Never mind that China already had embraced the rival GSM standard. And never mind that building a parallel CDMA network would be wasteful and put whatever company operated it at a big disadvantage. This was about politics, not business. China Unicom, the company that got stuck with the chore of building and operating that CDMA network, never really recovered from the blow. The company struggled on, trying to run both the CDMA network that the government wanted and the GSM network that users wanted.

But Unicom couldn’t compete with China Mobile, which not only was the only other company allowed to operate cellular service, but also ran a GSM-only network and didn’t have to worry about CDMA at all. Not surprisingly, China Mobile became the world’s largest cellular operator, with over 300 million subscribers and a dominant share of the Chinese market. China Unicom was a very distant second.

Well, Unicom’s misery is finally over. After trading ended in Hong Kong this afternoon, the company announced it will merge with China Netcom, one of two fixed-line operators, in a deal worth $56 billion. The merger has been the subject of much speculation for months, if not years, and the government on May 24 more or less said it would be happening. A joint statement from the Ministry of Finance, the Ministry of Information Industry, and the National Development Reform Commission on May 24 urged the companies to join forces.

The idea is a combined Unicom and Netcom would have some heft so the merged entity can compete better against its bigger rivals as Beijing finally opens up the country to 3G. At the same time, Unicom also will be shedding its CDMA network, selling it to state-owned rival China Telecom for $15.8 billion.

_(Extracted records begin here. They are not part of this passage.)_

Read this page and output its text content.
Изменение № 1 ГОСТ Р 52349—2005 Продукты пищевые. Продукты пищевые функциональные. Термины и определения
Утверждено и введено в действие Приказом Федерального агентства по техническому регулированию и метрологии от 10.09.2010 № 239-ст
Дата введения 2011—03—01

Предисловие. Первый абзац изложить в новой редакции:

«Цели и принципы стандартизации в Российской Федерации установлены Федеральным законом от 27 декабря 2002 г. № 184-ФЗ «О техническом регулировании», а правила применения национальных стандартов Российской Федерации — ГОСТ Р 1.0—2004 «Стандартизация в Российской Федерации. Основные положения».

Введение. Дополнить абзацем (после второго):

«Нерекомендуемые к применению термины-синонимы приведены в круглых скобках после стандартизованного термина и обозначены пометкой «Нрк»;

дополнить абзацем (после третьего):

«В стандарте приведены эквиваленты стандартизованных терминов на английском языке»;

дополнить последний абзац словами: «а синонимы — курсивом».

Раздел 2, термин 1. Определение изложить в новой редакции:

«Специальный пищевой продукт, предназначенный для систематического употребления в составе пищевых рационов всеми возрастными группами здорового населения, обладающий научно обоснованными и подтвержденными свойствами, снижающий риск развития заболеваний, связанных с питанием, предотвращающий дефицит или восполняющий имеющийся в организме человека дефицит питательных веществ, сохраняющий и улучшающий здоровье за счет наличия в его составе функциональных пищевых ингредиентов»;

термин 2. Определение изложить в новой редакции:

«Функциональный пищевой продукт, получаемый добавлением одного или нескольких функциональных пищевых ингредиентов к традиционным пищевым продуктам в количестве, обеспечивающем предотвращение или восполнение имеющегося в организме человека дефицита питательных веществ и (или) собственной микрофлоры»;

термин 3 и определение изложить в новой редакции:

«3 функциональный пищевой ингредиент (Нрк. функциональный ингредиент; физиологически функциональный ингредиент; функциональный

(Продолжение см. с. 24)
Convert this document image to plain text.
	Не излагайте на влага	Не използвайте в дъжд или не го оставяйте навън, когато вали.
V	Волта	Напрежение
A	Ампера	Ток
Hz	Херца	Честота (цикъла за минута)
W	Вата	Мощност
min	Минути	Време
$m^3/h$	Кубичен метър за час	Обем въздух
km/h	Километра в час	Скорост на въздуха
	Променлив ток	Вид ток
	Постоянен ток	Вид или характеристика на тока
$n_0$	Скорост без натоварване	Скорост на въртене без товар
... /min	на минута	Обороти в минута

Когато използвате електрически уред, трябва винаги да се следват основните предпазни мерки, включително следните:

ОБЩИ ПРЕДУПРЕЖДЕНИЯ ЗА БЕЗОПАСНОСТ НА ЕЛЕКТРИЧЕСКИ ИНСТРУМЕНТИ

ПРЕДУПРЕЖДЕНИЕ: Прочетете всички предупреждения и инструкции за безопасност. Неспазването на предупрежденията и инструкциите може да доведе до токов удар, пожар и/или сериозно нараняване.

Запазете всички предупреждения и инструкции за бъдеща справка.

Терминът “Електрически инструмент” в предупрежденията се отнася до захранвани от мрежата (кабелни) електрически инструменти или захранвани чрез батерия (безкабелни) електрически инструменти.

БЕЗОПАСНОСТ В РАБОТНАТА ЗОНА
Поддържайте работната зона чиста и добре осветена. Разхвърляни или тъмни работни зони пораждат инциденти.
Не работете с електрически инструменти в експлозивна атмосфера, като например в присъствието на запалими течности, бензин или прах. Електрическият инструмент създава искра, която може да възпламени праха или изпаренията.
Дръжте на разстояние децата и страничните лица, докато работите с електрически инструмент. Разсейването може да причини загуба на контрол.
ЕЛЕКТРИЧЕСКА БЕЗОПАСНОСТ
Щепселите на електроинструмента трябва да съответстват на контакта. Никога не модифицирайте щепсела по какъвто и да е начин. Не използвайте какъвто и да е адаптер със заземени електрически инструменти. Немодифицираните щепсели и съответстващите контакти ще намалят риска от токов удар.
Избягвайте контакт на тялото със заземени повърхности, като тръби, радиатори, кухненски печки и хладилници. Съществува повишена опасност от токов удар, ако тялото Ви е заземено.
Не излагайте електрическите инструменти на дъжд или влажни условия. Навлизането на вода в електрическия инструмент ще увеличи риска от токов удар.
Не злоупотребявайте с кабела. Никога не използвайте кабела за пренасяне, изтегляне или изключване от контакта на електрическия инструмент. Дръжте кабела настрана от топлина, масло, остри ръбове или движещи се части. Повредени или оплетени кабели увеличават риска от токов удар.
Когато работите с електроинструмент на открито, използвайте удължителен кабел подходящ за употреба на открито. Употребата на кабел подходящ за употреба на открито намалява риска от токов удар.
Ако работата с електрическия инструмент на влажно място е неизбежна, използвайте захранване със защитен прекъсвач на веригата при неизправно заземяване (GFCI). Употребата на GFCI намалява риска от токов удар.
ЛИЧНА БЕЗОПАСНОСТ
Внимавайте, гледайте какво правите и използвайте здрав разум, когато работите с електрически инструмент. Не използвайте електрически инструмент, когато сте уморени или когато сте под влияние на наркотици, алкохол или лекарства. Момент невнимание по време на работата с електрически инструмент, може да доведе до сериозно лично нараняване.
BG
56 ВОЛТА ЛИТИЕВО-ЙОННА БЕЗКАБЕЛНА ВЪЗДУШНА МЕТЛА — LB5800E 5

But still unclear is what type of 3G network the new-and-improved Unicom will be operating. For most of the past decade, Chinese engineers have been hard at work on a local alternative, TD-SCDMA, to the 3G standards popular in the rest of the world. The Chinese government has invested a lot of money, time and prestige in this project, but it’s no secret that the telecom operators themselves would much rather stick with the already-developed standards that have proven track records outside the country. So Beijing is probably going to have only one company operate the Chinese-made standard. Will China Unicom, having operated a network for political reasons once before, have to do it again?